I think back on my childhood when we used to run these beaches and each time my foot would hit the sand that scent would float up into the air. We used to run, and run, and run—just for the fuck of it. Just so we could smell it.

Every kid in Delta knows why the sand smells like fruit. Tiny, microscopic crustaceans live in it. And when you step on the sand, you're just killing them. Millions at a time. The scent is just them dying. That scent is nothing but death.

I sit up, startled, when suddenly the overlay comes online. It's the familiar sweeping waterfall of symbols that I can no longer read.

Except it's different now. It's… slow. And I realize I can read it. It's spitting out information about the landscape rushing by. Data and figures scrolling down my field of vision. And something else, too.

Somewhere else, actually.

Because the veil has disappeared, at least through my eyes, and it's like being back in the Omega Outlands where I could see it all. Only more. Landscape over landscape over landscape. World under world under world.

I turn, checking on Clara and Anneeta, because this is a good sign. If the overlay is working, then they're helping me.

But they're not. Anneeta is still red-cheeked and sweaty. Clara is still slumped against me, unconscious.

The only thing that's different now is that my overlay is inside the compartment too. There are people in here with us. Two men and three women, one of whom is a teenage girl. They are talking, and laughing, and they are made of spark.

The overlay is stealing their spark. It's coming out of them like…

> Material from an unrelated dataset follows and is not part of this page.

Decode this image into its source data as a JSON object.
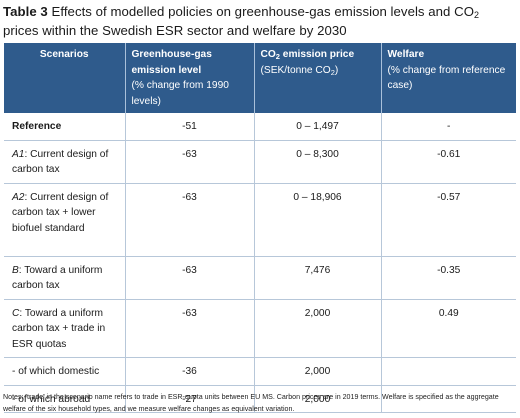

I stand up, jostling Clara, walking right through one of the men. I know this phenomenon, but I have to search my memory for the right word because it was not something I ever learned to use as an augment.

It's plasma .

There are lines of plasma bursting off their bodies. It stretches, crackling and snapping, like tendrils reaching out for me. They touch my body, and it doesn't feel like anything. Not even a little bit of wind. But it makes me glow under the canopy of the overlay.

I just look at my hands, all lit up blue, and I know what to do with it.

I'm still not sure about Anneeta. I can't trust her. It makes me sad, but she's been lying. So I don't feed her. I just feed Clara. I sit back down, trying my best to ignore the ghosts of another dimension sharing the space with us, and I hold Clara in my arms, giving her life back one second at a time.

By the time the train starts the long slowdown that will take us into Delta City, Clara is mostly awake. I've been giving her constant spark for hours now, but it's just barely enough to keep her alive as Anneeta sucks it right back out.

The ghosts in the compartment with us are sprawled out on the benches and on the floor. Tongues rolling out, faces red with fever. So much sweat dripping off their bodies, their clothes are soaked. They're not dead yet, but they will be soon.

And I feel terrible about it, I do.

But it's us or them. And they are no one to me.

So I just close my eyes, and pretend they aren't there, and allow my heart to sync with Clara's as we pull into the station.

We're barely stopped for a minute before the Delta City Patrol comes rushing in, pounding on our compartment door. They don't wait for me to get up and open it. I couldn't even if I wanted to because the ghosts are dead, the overlay is gone, the food is gone, and Clara is practically clawing at me for more in her delusional state of spark deprivation.

The patrol breaks down the door, comes in yelling all kinds of official things, and starts separating us. Pulling Clara off of me and picking up Anneeta.

I don't bother fighting. It's not even them doin' it.

It's the god called Delta.

Of course he knew we were coming.

Of course he knew we had a god with us.

And anyway, it's a relief.

Because I'm so exhausted, I doubt I could even draw my weapon.